December 14, 2009

A Drunken Christmas Part II, with Tragedy and a Recipe

Strangely, I found another piece of lore about Christmas that involves drunken sailors. It's tragic, but oddly also includes a recipe.

On Christmas night 1778, a powerful snowstorm struck Massachusetts. Plymouth was particularly hard hit, and the ships at anchor there had to make a hard decision: stay in Plymouth Harbor and possibly get wrecked ashore, or try to ride out the storm in the open sea where the weather might be even worse. James Magee, the captain of a ship called the General Arnold, decided to stay in Plymouth Harbor.

Unfortunately, it was the wrong decision. The ship was driven onto a sand flat and broken in two by the violent storm.

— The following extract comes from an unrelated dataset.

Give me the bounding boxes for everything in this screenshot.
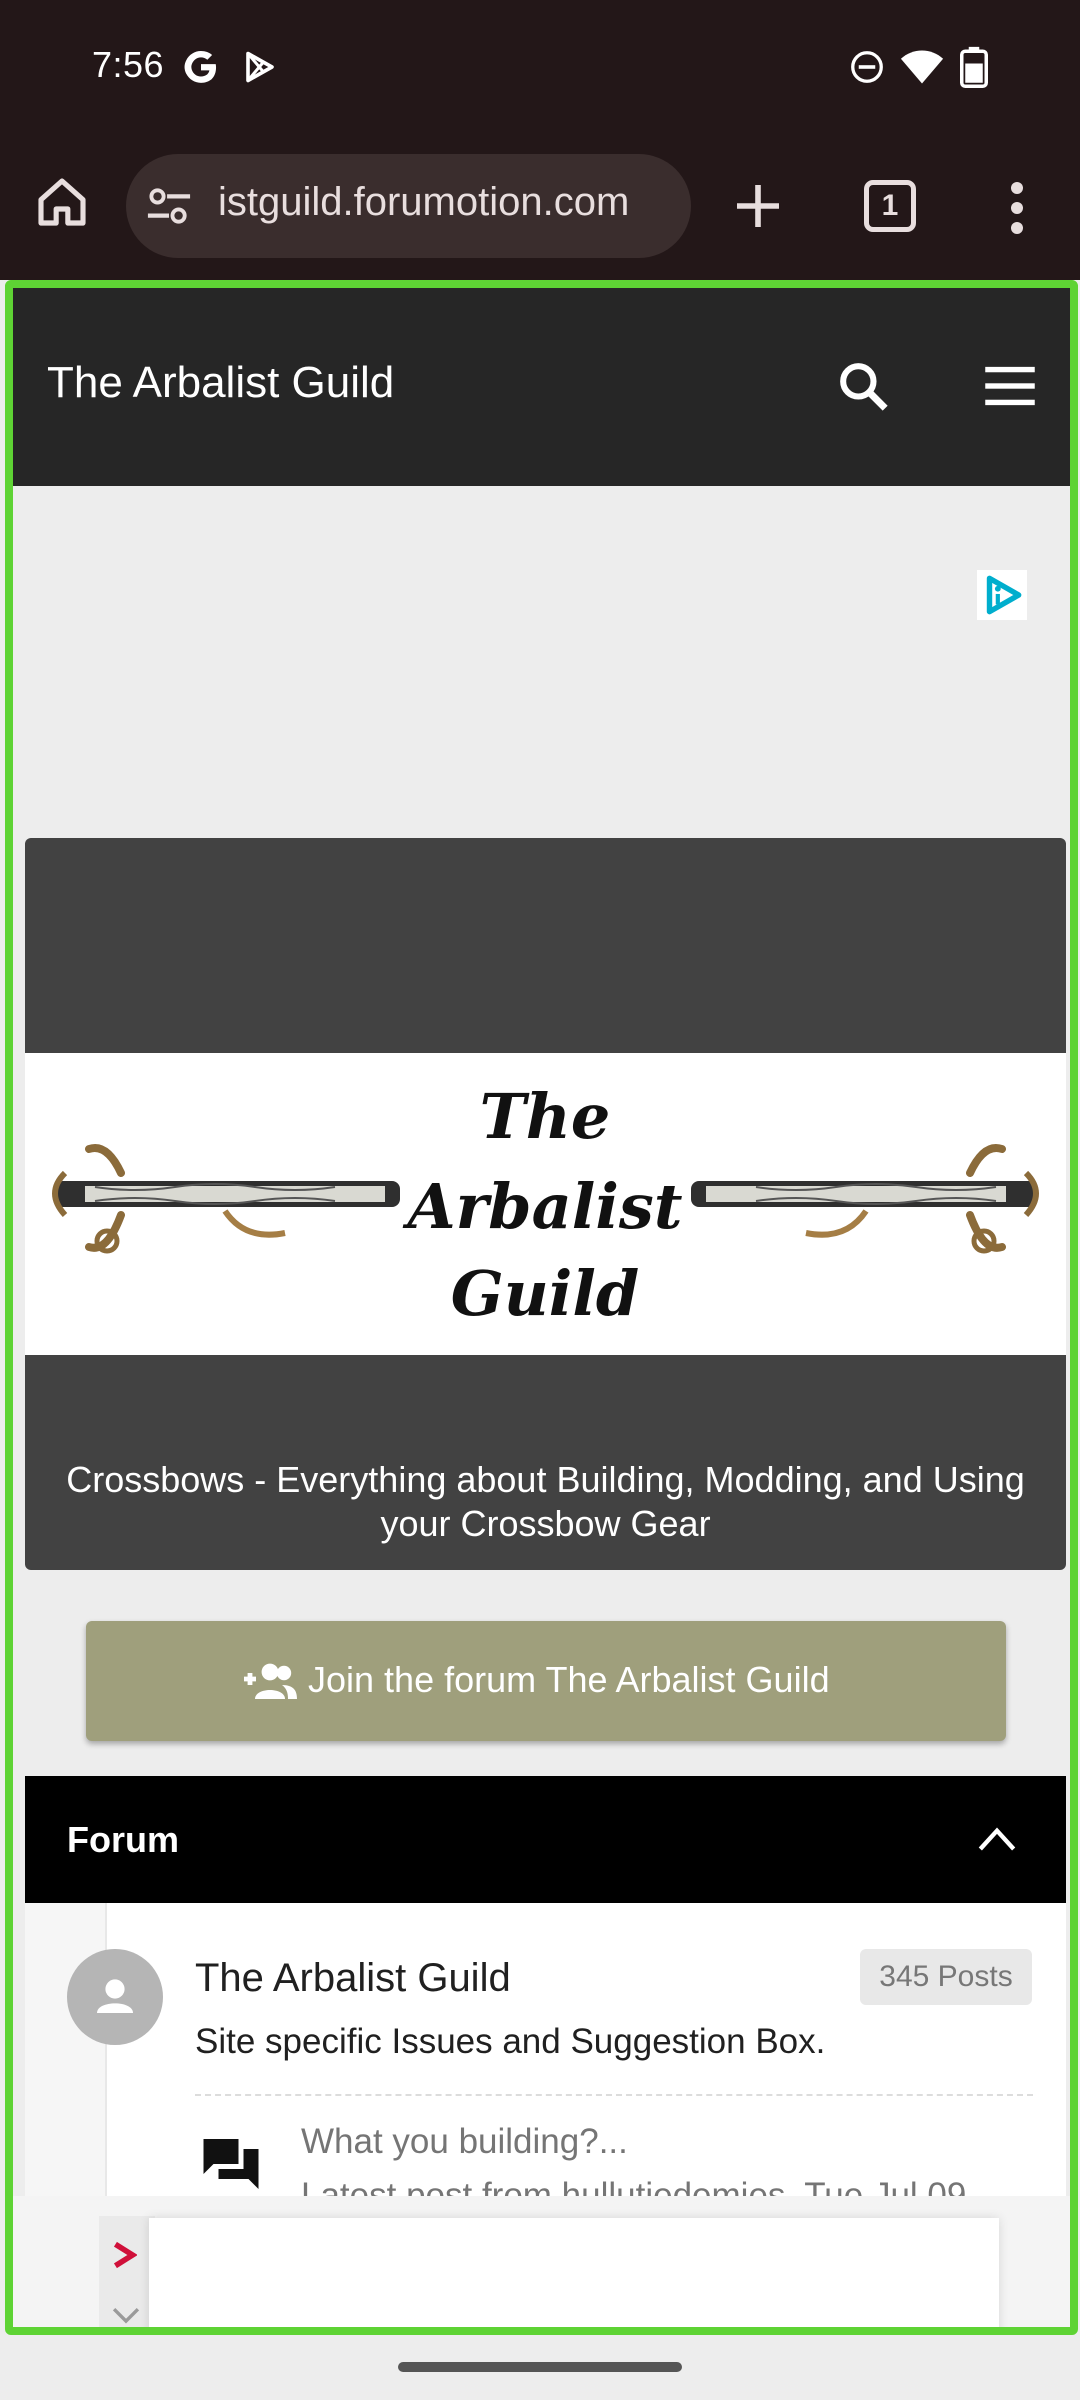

Captain Magee and his 105 men were trapped on the flat for more than four days, buffeted by winds and drenched by freezing waves. He urged his men to fill their boots with brandy to prevent their feet from freezing. The crew had another idea - they used the brandy to fill their bellies instead.

Unfortunately, it was the wrong decision. Eighty-three of the crew members froze to death. Many others were severely crippled.

Captain Magee wasn't among them. He went on to become a prosperous merchant, eventually buying the Shirley-Eustis House , the former Massachusetts governor's house in Roxbury. He never forgot that deadly Christmas night in Plymouth Harbor, though, and would host a Christmas party every year for invite the surviving crew members and the widows and children of those who had perished.

According Amy Whorf McGuiggan's Christmas in New England (where I found this story), the Shirley-Eustis House museum used to recreate Captain Magee's party each December, serving authentic food and beverages from the 18th century. So, for a little holiday cheer after a melancholy story, here is the recipe McGuiggan provides for Captain Magee's Eighteenth-Century Fish House Punch*. Consume this in moderation!

Mix together the juice of 12 lemons (1 1/2 cups) and several spoonfuls powdered sugar.
Add 1 1/2 quarts brandy
1 pint peach brandy
1 pint rum
1 quart carbonated water
1 quart brewed tea
Add more tea, lemon juice, or water to taste.
Stir well and add slices of oranges.
Serves 18.

*Apparently, Fish House Punch was first invented in Pennsylvania in the early 1700s.

P.S. - The Boston Globe today printed a piece by Stephen Nissenbaum, the author of The Battle for Christmas, which I've mentioned before. In it, he describes what Christmas was like in old New England. The comments posted online about his article are surprising - I guess people don't like hearing their ancestors were drunken, raucous and sometimes irreligious.

1 comment:

Rich Clabaugh said...

Thanks for the post Peter! Sounds like an interesting beverage!